Paying closer attention to my spending helped me find a leaky ship. If I hadn’t done this experiment, I honestly would have just let the charges go unnoticed.

I Don’t Always Need the Best Quality

*Some affiliate links below*

Last year I spent over $100 on a pair of slippers, looking for the very best. They arrived. I tried them on. They made my feet look like oven mitts. It turns out that sometimes aesthetics matter more to me than quality.

I decided to return those and go with my old standby slipper brand, Minnetonka. I caught a sale on a pair of black slip-ons, which I love to wear, and cost a fraction of the price of the “nicer” slippers.

Household Supplies Are a Black Abyss

It’s easy to underestimate how much we spend. I know some people are baffled about what happens to their money. Sometimes I look at my own spending, and think, what happened? As if somebody else were responsible. Trust me, there’s an explanation.

Over $100 on household supplies per month seems like a lot. And for us, it seems to be a recurring theme.

I bet most people estimate the only household supplies they buy are just toilet paper, paper towels and trash bags. Well, my friends, those three items don’t explain how I spent over $70 in one go at Target! A few days later, I couldn’t remember exactly what I ordered.

But after investigating, I wondered if we actually did need those Swiffer dusters.

Then it happened again. I went to my local discount store to pick up some some oven cleaner, but left with several “so-cheap-I-might-as-well” purchases, and $16 poorer. Even now, I’m struggling to remember everything I bought, which means the shopping trip definitely wasn’t mindful. So, TJ Maxx, Target and Nordstrom Rack–I will overcome you next time!
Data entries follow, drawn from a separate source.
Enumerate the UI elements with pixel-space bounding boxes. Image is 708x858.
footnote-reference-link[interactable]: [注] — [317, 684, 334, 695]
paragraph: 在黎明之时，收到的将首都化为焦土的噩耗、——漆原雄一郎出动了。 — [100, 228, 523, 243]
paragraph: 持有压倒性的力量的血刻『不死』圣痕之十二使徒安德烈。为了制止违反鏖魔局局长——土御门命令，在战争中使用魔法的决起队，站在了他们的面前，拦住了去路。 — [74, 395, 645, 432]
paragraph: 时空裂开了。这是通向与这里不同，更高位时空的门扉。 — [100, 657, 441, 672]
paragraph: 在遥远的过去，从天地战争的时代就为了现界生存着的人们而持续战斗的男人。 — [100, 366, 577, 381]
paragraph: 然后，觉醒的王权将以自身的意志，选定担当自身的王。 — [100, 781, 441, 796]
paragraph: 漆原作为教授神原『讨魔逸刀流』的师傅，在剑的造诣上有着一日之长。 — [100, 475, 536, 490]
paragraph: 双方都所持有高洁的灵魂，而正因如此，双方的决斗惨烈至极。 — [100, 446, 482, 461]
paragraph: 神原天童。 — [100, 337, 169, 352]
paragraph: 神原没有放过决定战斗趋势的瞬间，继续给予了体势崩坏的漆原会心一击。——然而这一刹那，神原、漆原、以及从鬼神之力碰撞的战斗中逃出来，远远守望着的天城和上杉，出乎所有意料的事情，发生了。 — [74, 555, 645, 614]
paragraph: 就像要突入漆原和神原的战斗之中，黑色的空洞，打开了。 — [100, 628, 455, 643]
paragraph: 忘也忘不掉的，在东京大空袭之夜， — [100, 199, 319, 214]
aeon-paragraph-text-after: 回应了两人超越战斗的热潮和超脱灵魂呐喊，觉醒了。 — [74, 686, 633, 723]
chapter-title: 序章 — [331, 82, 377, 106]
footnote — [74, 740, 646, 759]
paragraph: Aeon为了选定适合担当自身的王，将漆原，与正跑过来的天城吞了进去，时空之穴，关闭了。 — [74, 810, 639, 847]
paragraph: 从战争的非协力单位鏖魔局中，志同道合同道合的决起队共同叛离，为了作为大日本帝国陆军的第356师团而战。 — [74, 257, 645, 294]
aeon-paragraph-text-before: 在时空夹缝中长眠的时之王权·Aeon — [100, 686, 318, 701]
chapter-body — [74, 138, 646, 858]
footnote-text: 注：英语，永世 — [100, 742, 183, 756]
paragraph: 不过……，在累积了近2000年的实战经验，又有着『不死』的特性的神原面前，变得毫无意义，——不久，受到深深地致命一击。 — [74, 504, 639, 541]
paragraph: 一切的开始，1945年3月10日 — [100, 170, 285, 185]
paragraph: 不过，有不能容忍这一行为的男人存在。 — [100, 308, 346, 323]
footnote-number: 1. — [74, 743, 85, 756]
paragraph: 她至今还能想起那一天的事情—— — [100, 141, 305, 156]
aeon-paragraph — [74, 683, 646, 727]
Some Expenses Were Hard to Write Down

Money and denial are real. Naturally, if you don’t face your spending, you don’t have to face the shame.

So those slippers I returned came from the UK. Which meant it cost me $40 to ship back. Return shipping costs always sting a little, but this time, it was like a punch to the gut. It’s not always immediate, but the choice to shop had a real, tangible consequence.

While the brand said they’ll return shipping fees no problem, it’s a family-owned business, and I didn’t have the heart to ask them to refund the costs. Lesson learned: I need to think through the full lifecycle of shopping instead of just assuming “I’ll figure it out.”

A Lack of Planning Sets You Back

When it comes to money, one good habit tends to beget other good habits. It can also work the other way.

I spent almost $70 on lunches for the month. That’s not a lot of money for some people, but for me those were low-value purchases that didn’t add much to my life.

The problem was I didn’t go to Trader Joe’s on Sunday to buy my lunch supplies. And if I don’t go to Trader Joe’s on Sunday, there’s a 5% chance I’ll go there during the week. Instead of mustering of the willpower to drag myself to Trader Joe’s, my life is easier if I focus on habits and natural motivation. So now I know that if I want to have a frugal work week, I need to consciously carve out time on the weekend to get my lunches together.

Serendipitous Spending Can Be Pretty Great

One of my favorite purchases was a $15 antique chair I found when I was walking home from the hardware store.

But then I walked through a flea market and saw this bentwood chair. It was worn in the best possible way. I asked for the price and held my breath. The vendor replied, “Fifteen dollars.” FIFTEEN DOLLARS, ARE YOU KIDDING ME? I’ve had mediocre salads that cost that much, and those don’t last for decades like a piece of furniture does. So I handed over the money and carried it home. Now I’ll always remember the story of how I bought this chair.

Unexpected Things Happen No Matter What

People can be really hard on themselves when they don’t stick to their budget. I could have never predicted things like E-Z Pass charges, or $6,000 car rental snafus, or a pet coming down with an eye problem.

Budgets should be thought of as living documents that change with you. Trim a bit here, add a bit there. And it’s always good to build in buffers, if you can. Because no matter what, life has a way of keeping you on your toes.

How did your January go? Did you meet all your goals? Have you ever tried tracking your money like this, or nah, way too tedious?